Abstract 502: Long-Term Effects of a Rapid Response Team on Hospital-Wide Code Rates and Mortality
Background: Rapid response teams (RRTs) have been shown to decrease cardiopulmonary arrest (code) rates outside of the intensive care unit (ICU). Because a primary action of RRTs is to transfer patients to the ICU, their impact on hospital-wide code rates and mortality remains poorly understood.
Methods: Data on RRT activations and codes were prospectively collected at a 404-bed tertiary care academic hospital. RRT education and program rollout occurred from September to December, 2005. A total of 24,193 patient admissions were evaluated pre-intervention (January 2004 to August 2005), and 24,978 admissions were evaluated post-intervention (January 2006 to August 2007). Main outcome measures were hospital-wide code rates and mortality; these were compared between the pre- and post-intervention periods using multivariable regression models that adjusted for pre-intervention trends and differences in demographics and hospital case mix.
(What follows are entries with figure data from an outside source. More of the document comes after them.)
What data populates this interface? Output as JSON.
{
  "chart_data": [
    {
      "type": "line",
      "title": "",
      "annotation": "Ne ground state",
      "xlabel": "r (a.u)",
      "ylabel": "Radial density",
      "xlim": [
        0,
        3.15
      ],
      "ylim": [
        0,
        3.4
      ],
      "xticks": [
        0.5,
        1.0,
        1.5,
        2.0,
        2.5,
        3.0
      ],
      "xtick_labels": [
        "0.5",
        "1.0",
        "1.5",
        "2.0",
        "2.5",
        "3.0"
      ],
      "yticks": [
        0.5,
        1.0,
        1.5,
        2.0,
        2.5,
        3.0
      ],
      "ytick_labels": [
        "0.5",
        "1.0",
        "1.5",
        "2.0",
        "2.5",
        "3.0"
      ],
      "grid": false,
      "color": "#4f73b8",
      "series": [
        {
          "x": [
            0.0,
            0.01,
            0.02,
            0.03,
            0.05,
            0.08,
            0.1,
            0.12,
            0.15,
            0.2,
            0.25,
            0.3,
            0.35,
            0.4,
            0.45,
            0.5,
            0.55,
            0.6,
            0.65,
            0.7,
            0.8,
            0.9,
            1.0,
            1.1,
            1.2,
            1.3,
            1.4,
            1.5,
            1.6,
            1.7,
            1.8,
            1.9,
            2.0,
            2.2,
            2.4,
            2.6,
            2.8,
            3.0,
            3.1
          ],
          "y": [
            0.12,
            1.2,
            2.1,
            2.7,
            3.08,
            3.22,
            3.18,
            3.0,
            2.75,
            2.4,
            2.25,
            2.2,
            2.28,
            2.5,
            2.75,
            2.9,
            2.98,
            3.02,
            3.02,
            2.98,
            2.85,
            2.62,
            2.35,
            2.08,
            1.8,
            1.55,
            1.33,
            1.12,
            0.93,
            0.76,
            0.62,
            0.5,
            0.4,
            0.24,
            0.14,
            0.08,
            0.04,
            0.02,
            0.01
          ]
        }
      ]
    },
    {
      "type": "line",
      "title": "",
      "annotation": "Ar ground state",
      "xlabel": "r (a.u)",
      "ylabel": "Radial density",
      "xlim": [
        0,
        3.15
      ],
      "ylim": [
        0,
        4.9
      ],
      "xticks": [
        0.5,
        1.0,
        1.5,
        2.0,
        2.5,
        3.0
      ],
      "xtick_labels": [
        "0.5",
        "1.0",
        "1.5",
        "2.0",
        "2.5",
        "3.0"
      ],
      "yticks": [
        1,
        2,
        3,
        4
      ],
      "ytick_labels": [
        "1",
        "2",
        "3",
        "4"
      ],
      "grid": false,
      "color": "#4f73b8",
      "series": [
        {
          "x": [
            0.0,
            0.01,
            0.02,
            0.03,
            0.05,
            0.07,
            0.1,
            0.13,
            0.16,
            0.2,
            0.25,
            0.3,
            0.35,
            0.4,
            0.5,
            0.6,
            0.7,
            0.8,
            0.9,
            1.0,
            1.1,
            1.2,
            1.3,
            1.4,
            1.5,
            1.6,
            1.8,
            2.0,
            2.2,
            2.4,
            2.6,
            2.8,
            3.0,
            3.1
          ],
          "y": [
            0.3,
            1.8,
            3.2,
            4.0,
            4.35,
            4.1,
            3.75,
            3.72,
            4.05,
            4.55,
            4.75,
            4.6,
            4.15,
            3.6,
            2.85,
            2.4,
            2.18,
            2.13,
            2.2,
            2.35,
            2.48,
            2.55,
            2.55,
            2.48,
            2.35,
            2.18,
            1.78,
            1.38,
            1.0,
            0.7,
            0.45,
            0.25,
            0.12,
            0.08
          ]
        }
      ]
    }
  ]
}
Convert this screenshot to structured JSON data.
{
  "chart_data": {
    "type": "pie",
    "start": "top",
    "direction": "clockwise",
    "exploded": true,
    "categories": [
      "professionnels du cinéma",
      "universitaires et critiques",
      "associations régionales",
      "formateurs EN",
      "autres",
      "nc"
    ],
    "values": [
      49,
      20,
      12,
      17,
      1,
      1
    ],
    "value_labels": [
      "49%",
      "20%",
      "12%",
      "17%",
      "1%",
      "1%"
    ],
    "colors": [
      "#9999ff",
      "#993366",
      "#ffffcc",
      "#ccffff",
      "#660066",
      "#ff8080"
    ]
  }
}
Results: After RRT implementation, mean hospital-wide code rates decreased from 11.2 to 7.5 per 1000 admissions. This was associated with a trend toward lower code rates (Odds Ratio [OR]=0.76; 95% CI: 0.57 to 1.01; p=0.06) and was mediated through lower rates of non-ICU codes (non-ICU: OR=0.59; 95% CI: 0.40 – 0.89 vs. ICU: OR=0.95; 95% CI: 0.64–1.43; p-value for interaction of 0.03). The effect of RRTs on code rates was similar for codes due to respiratory arrests, shockable cardiac arrests (ventricular fibrillation and pulseless ventricular tachycardia), and non-shockable cardiac arrests (pulseless electrical activity and asystole) (p-value for interaction of 0.42). However, hospital-wide mortality did not differ between the pre- and post-intervention periods (3.22 vs. 3.09 per 100 admissions; OR=0.95; 95% CI: 0.81 to 1.11; p=0.52). Post-hoc analyses revealed 18 instances of RRT under-treatment or underutilization that would not have significantly affected the mortality findings had these deaths been avoided (OR of 0.93; 95% CI: 0.79 to 1.09; p=0.35).
Conclusions: RRT implementation was associated with a strong trend toward lower hospital-wide code rates, especially in non-ICU settings. However, further studies are required to demonstrate a mortality benefit before RRTs become the standard of care.